How do we correct those mistakes? Not easily. Many of them are uncorrectable. I believe that an increase in troop presence would help. It would give them more targets yes, but I think it would greatly improve daily life for the Iraqis. They might see an M1A1 on every street corner, but at least they wouldn't have to wait around for the Military to respond, they would be ready at any moment. And yes, slowly we could start reworking all of those contracts to companies in Iraq, give people jobs, and get more of our civilians out of the way.

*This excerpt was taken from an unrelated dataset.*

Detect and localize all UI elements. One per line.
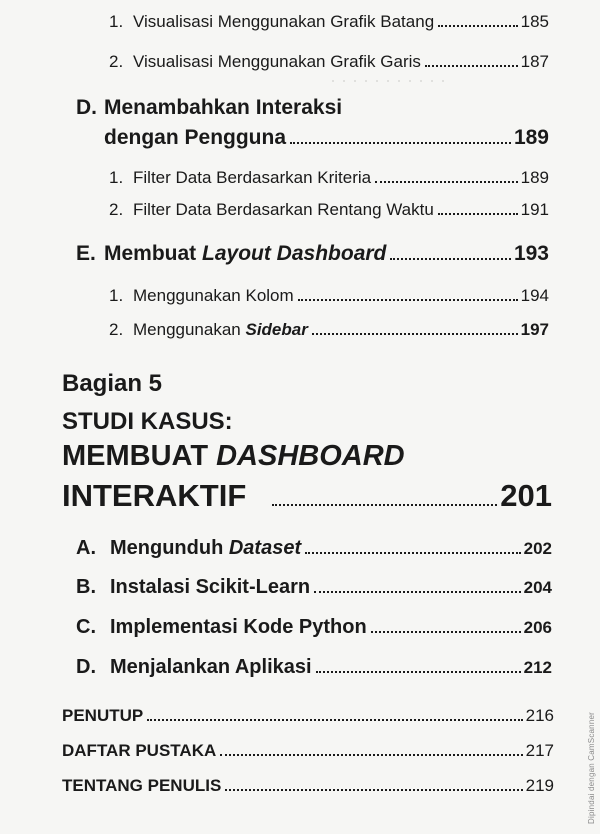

I read a story recently about a Baghdad company that built bridges after we attacked Iraq in '91. They quoted the US an estimate of $300,000 to rebuild a bridge that an American company then estimated for multiple millions of dollars. Which one got the contract? Guess.

1 comment:

Ardsgaine said...

I don't think we went in for the wrong reasons. I mean, we had lots of reasons to hand, but WMD was a legitimate issue. So what that we didn't find them? The s.o.b. wouldn't let us verify that he had dismantled the program. You know what happens if the police tell you to put your hands up, and you keep holding one of them behind your back? They verify whether or not you were armed by searching your corpse. "Oops! Guess he really didn't have a gun after all." They damn sure don't take your word for it.